Les travailleurs mauritaniens ont fêté avant-hier la fête internationale du travail. Dans la dèche et la morosité. Comme d’habitude.

Chaque année, le désarroi de «la classe laborieuse» va crescendo. Les «réformes», les «avancées» démocratiques, la «confiance» économique «retrouvée» et les airs de la «bonne gouvernance» n’y ont rien fait. Les cahiers de doléances s’entassent dans des tombeaux où blanchissent sans émotions les vœux des travailleurs. Ces derniers, exploités, malmenés, violés dans leurs droits et dans leur dignité, continuent de servir de chair à canon pour les bourgeois bedonnants. Ils sont la sève nourricière d’une économie qui n’arrive jamais à décoller. Ils sont les faiseurs en souffrance des réformes colossales qui font le lit de l’hégémonie économique et de la domination sous toutes ses formes. Les travailleurs de notre pays sont cette horde de malheureux, ces va-nu-pieds qui travaillent jour et nuit, sous la pluie, le vent de poussière et qui n’arrivent même pas à nourrir leurs familles ou à soigner leurs enfants, encore moins leur assurer une éducation décente.

Notre pays se dit un Etat moderne qui aspire au progrès. Ses lois sociales sont attardées, très peu adaptées et depuis longtemps dépassées. Ses responsables en charge de l’application des lois du travail sont incompétents, mal formés, soumis eux-mêmes aux aléas du travail et de ses conditions délétères. Donc corruptibles et facilement «déboulonnables » s’ils résistent aux desideratas des patrons, seuls à détenir la véritable clé de l’emploi et des employés dans le pays.

Les patrons dans notre pays forment un club de gros ventrus qui engloutit tout. Les denrées et leurs prix, les travailleurs et leurs droits, l’Etat et ses lois. Les patrons dans notre pays sont cette junte de friqués qui font la vie et l’orientent. Ils sont au-dessus des lois, s’ils ne sont pas la loi elle-même. Ils ne se plient qu’aux règles qui leur sont propres. Celles qui renforcent l’hégémonie et le monopole qu’ils détiennent au détriment des masses pauvres, laborieuses. Ils coiffent le marché et plument les pauvres. Ils importent selon des normes de facilité inégalées à partir de la Mauritanie et vendent au prix du niveau de salaire et de vie de Los Angeles. A défaut, ils inondent le marché de produits indigestes et périmés que nous sommes obligés de nous procurer.

A défaut de mourir, sous le poids des hausses incontrôlables des prix, nous mourrons sûrement de la très mauvaise qualité des produits. Les produits meilleurs sont déchargés par les dockers mauritaniens pour être écoulés au Sénégal, Niger, au Mali, au Togo ou au Nigeria. Là-bas, le contrôle sur la qualité de la marchandise est strict. Par ici, non !

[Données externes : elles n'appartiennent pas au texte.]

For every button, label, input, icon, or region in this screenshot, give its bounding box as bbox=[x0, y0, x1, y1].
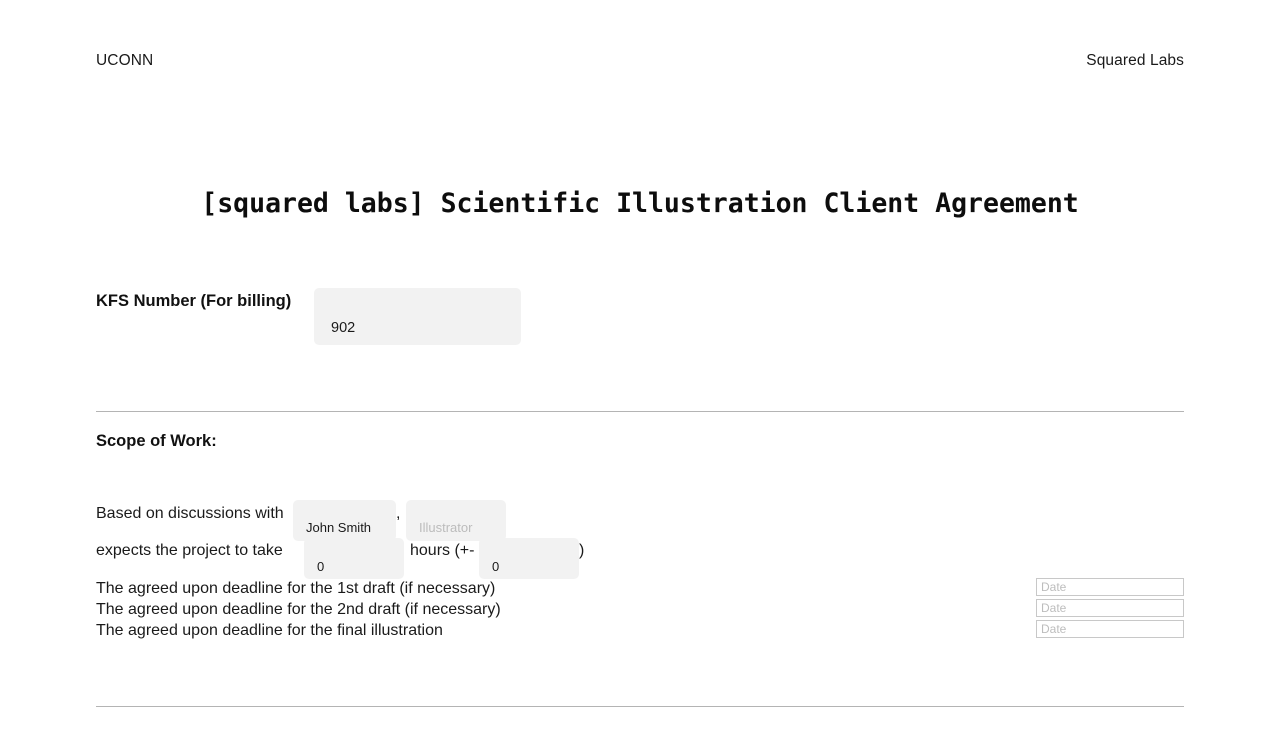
deadline-list: The agreed upon deadline for the 1st dra… bbox=[96, 578, 1184, 641]
deadline-row: The agreed upon deadline for the final i… bbox=[96, 620, 1184, 641]
deadline-row: The agreed upon deadline for the 1st dra… bbox=[96, 578, 1184, 599]
deadline-date-input-first-draft[interactable] bbox=[1036, 578, 1184, 596]
deadline-label-second-draft: The agreed upon deadline for the 2nd dra… bbox=[96, 601, 501, 618]
deadline-label-final-illustration: The agreed upon deadline for the final i… bbox=[96, 622, 443, 639]
deadline-date-input-second-draft[interactable] bbox=[1036, 599, 1184, 617]
scope-sentence-line-1: Based on discussions with bbox=[96, 503, 284, 525]
page-title: [squared labs] Scientific Illustration C… bbox=[201, 188, 1079, 219]
section-divider-top bbox=[96, 411, 1184, 412]
scope-sentence-text-1: Based on discussions with bbox=[96, 505, 284, 522]
kfs-number-row: KFS Number (For billing) bbox=[96, 288, 1184, 348]
illustrator-name-input[interactable] bbox=[406, 500, 506, 541]
closing-paren-label: ) bbox=[579, 542, 585, 559]
kfs-number-input[interactable] bbox=[314, 288, 521, 345]
lab-name: Squared Labs bbox=[1086, 52, 1184, 69]
scope-sentence-line-2: expects the project to take bbox=[96, 540, 283, 562]
page-header: UCONN Squared Labs bbox=[96, 48, 1184, 74]
deadline-row: The agreed upon deadline for the 2nd dra… bbox=[96, 599, 1184, 620]
client-illustrator-separator: , bbox=[396, 505, 401, 522]
deadline-label-first-draft: The agreed upon deadline for the 1st dra… bbox=[96, 580, 496, 597]
estimated-hours-input[interactable] bbox=[304, 538, 404, 579]
scope-of-work-heading: Scope of Work: bbox=[96, 432, 217, 450]
deadline-date-input-final-illustration[interactable] bbox=[1036, 620, 1184, 638]
client-name-input[interactable] bbox=[293, 500, 396, 541]
organization-name: UCONN bbox=[96, 52, 154, 69]
section-divider-bottom bbox=[96, 706, 1184, 707]
kfs-number-label: KFS Number (For billing) bbox=[96, 292, 292, 310]
hours-tolerance-input[interactable] bbox=[479, 538, 579, 579]
hours-plusminus-label: hours (+- bbox=[410, 542, 475, 559]
scope-sentence-text-2: expects the project to take bbox=[96, 542, 283, 559]
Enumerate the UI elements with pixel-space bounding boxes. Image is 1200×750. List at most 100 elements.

Nous ne sommes qu’un pays de transit, là où passent des produits et que les «facilités» douanières permettent aux importateurs de décupler leurs bénéfices. Au mieux, notre pays sert de port de tri des produits. Trier les produits périmés, importés sciemment à Nouakchott a donc un objectif : réaliser la sélection des produits qui sont destinés à la Mauritanie, les mauvais, et ceux destinés à l’étranger, les bons.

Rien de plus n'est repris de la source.